Updated: September 09, 2021 | 3 minute read


    The Maltese tax system offers attractive tax features for trusts. Malta, a whitelisted jurisdiction by the OECD with a growing reputation as a trust domicile, proves to be highly beneficial for trusts resulting either incomplete neutrality or a low effective rate of tax.

    In addition, although a Civil law jurisdiction, Malta has successfully transposed the trust legislation into its system, regulating trusts clearly and enabling domestic courts to recognise and uphold trust principles.

    Settlement in Trust

    The settlement of assets in trust, which assets are not located or registered in Malta should not be subject to tax in Malta, provided that the settlor is not resident in Malta or not domiciled in Malta. Settlement falls outside the scope of the charge to duty where the assets are located outside Malta.

    No tax equally applies where a non-Maltese resident settlor settles shares where the company which would have issued such shares would have assets that exclude immovable property situated in Malta.

    Taxation of Trust Income

    The taxation of trusts in Malta is governed by the Income Tax Act Cap. 123, the Income Tax Management Act, Cap. 372 and the Duty on Documents and Transfers Act, Cap. 364.

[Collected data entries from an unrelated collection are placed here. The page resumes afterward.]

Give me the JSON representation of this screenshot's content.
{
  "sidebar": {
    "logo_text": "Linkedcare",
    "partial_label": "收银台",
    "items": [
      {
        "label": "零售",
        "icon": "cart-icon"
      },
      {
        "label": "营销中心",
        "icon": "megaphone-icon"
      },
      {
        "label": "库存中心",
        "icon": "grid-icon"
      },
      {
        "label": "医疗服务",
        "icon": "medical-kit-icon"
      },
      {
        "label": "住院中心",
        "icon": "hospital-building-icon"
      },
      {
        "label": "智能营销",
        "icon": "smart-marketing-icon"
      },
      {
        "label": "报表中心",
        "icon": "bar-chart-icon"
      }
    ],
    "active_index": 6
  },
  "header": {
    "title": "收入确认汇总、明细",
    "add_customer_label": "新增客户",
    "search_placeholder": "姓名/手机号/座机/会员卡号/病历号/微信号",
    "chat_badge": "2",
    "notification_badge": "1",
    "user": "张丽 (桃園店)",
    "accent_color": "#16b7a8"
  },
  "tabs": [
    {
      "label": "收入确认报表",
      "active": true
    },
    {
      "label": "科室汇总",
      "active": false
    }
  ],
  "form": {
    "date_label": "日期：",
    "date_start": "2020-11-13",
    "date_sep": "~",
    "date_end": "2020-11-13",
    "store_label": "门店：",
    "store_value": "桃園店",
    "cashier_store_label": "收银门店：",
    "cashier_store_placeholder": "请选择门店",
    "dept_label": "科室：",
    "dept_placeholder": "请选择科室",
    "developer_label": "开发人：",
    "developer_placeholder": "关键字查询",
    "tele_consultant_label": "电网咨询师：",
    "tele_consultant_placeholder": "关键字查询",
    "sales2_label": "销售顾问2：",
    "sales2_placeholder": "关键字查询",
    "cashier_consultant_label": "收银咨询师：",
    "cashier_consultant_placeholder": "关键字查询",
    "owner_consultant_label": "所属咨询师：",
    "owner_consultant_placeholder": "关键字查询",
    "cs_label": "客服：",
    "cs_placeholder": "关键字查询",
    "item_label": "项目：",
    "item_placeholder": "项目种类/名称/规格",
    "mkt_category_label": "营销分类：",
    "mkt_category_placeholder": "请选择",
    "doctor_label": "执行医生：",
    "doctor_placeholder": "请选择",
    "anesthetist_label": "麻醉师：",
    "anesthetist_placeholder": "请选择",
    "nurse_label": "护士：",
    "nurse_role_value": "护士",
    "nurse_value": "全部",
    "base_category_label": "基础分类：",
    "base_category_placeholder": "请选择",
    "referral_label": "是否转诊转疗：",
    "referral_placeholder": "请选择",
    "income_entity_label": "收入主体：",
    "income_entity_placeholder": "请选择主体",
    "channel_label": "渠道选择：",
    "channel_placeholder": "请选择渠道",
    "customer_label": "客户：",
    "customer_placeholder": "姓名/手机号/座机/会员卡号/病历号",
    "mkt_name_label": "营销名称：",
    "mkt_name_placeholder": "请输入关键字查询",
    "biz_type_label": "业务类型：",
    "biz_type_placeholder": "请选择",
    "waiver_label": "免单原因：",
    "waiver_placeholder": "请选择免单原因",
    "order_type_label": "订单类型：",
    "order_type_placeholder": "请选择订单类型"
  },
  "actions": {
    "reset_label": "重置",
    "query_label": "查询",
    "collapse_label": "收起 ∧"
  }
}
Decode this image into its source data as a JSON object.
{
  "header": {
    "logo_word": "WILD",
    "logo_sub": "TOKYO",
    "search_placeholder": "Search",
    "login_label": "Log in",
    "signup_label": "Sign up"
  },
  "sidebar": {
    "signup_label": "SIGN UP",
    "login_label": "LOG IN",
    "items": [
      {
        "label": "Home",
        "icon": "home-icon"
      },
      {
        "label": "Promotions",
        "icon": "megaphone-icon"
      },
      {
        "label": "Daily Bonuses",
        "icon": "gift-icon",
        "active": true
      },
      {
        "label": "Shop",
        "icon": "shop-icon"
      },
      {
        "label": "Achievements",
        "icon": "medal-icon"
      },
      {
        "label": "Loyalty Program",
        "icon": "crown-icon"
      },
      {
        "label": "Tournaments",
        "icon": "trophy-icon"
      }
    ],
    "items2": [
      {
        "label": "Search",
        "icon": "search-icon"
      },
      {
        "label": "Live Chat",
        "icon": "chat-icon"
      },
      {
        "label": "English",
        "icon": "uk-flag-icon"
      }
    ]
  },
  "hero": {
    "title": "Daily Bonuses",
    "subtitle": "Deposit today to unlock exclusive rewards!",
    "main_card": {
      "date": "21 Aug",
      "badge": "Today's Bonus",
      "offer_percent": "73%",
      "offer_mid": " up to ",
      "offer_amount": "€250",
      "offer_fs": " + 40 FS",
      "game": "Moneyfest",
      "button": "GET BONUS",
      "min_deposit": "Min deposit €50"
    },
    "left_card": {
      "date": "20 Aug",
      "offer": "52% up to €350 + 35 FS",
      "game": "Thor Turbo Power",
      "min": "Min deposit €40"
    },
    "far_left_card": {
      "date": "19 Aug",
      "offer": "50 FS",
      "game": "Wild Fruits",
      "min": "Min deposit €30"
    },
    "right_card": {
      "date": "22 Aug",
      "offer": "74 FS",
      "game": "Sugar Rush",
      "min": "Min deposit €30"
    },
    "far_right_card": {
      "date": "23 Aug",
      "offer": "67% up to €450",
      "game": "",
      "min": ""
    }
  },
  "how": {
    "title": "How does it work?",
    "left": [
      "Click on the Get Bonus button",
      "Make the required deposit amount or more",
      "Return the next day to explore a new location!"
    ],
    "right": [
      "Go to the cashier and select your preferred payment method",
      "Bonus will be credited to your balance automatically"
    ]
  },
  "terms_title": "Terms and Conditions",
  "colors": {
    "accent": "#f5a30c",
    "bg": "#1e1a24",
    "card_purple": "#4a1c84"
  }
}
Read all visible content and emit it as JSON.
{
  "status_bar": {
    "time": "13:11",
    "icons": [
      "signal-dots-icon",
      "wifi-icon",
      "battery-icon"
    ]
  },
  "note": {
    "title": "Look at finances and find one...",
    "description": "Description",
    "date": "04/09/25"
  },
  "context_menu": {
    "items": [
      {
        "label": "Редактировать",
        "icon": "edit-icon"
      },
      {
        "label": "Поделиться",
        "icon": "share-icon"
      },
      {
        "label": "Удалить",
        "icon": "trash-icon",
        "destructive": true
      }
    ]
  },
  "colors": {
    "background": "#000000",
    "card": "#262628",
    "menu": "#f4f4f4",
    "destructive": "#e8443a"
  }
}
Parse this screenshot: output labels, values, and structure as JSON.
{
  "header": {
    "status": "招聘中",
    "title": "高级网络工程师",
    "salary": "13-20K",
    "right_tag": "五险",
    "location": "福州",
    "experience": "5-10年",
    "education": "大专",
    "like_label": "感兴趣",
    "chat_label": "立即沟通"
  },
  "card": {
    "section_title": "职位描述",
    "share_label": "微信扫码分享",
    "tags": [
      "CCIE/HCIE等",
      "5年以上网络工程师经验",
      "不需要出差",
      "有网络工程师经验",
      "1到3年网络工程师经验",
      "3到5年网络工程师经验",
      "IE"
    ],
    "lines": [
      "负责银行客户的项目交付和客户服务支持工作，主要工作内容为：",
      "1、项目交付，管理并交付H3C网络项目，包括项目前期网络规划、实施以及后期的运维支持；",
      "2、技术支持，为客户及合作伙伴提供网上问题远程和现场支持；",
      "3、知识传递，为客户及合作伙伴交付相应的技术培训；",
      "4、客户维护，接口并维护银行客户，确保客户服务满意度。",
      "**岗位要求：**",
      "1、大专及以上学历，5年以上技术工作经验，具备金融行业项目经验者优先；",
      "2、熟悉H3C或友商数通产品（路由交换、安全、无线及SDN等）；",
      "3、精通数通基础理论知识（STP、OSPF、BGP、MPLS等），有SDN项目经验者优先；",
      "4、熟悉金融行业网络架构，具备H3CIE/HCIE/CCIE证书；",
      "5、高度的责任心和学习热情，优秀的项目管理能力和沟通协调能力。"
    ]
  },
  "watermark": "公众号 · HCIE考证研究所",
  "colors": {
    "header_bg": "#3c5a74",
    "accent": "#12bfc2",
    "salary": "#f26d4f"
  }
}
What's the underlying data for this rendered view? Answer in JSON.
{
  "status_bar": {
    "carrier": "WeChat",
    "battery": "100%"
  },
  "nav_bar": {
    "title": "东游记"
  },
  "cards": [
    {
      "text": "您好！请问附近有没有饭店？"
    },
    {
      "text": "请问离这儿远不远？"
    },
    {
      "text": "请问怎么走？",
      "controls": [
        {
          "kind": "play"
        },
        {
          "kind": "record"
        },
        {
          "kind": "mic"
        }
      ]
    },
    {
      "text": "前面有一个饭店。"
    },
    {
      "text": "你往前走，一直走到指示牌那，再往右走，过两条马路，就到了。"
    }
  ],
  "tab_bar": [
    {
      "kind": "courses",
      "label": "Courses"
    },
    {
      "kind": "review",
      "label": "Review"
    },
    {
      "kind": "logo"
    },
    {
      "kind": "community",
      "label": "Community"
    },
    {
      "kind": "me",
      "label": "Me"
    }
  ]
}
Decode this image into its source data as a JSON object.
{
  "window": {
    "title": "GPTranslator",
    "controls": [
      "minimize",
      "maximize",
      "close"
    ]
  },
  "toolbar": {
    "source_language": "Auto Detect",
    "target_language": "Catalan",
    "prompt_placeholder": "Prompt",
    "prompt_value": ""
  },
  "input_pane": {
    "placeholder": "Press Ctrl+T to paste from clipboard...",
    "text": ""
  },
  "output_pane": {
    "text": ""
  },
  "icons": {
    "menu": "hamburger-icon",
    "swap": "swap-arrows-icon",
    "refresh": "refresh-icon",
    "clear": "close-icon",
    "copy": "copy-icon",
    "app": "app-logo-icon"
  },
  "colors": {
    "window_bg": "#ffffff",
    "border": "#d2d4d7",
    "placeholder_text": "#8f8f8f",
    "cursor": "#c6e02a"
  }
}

    In terms of the Maltese tax law, where at least one of the trustees of a trust is a person resident in Malta, the tax shall be payable in Malta on any income attributable to a trust. Income attributable to a trust includes the aggregate of any relevant income accruing or derived by the trustee from a property which has been settled in the trust, and from a property which was acquired in the course of administration of such trust.

    By the establishment of residence in Malta of one of the trustees, the following options apply:

    1. Transparency

    Where all the below conditions are satisfied, chargeable income or gains characterised as constituting income attributable to a trust would be deemed to have been derived directly by the beneficiaries and would not, therefore, be chargeable to tax in Malta in the hands of the trustee.

    The conditions to be satisfied are the following:

    1. All the income attributable to the trust consists of:

      • Dividends distributed by one or more companies registered in Malta; and/or

      • Income arising outside Malta; and/or

      • Income consisting of Interest / Royalties / Gains or profits on disposal of shares or securities in a company which is not a company owning immovable property situated in Malta.

    1. All the beneficiaries of the trust are persons who are either not ordinarily resident or not domiciled in Malta.

    Should all the above conditions be satisfied, the Malta Commissioner of Inland Revenue would effectively look through the trust for income tax purposes and deem all chargeable income and gains accruing thereto or realised thereby to have been derived directly by the beneficiaries of the said trust.

    This option may be an effective tool for efficient tax planning, also pursuant to the various double tax treaties currently in force in Malta.

    2. Election for Trust to be treated as a Malta Company

    Alternatively, a trustee of a trust who is a person resident in Malta and who is authorised to act as such in terms of the Laws of Malta may make an irrevocable election to compute the chargeable income in relation to the income attributable to the said trust as if such income was derived by a company ordinarily resident and domiciled in Malta. Such election, which shall be irrevocable, is to be effected from the date of the establishment of such trust or the appointment of a resident trustee whichever is the later.

    The resident trustee would, however, only be entitled to make such an irrevocable election should the trust in question has been established by a written instrument which, in turn, specifically restricts the income attributable to the trust to income in the form of royalties, dividends, capital gains, interest, rents or any other income from the investment.

    In such a case, the tax shall be charged at the rate of 35%. It shall be payable in the same manner applicable to companies, and distributions of such allocated profits to beneficiaries of the trust shall be treated as if they were dividends distributed to shareholders of a company.

    The non-resident beneficiaries would be entitled to claim a refund of the tax paid by the trust as if it were operating as a company resulting in a maximum tax leakage of 5%. In addition, such an option may be useful in those instances where the trustee wishes to claim relief from double taxation on income that has been subject to withholding taxes outside Malta.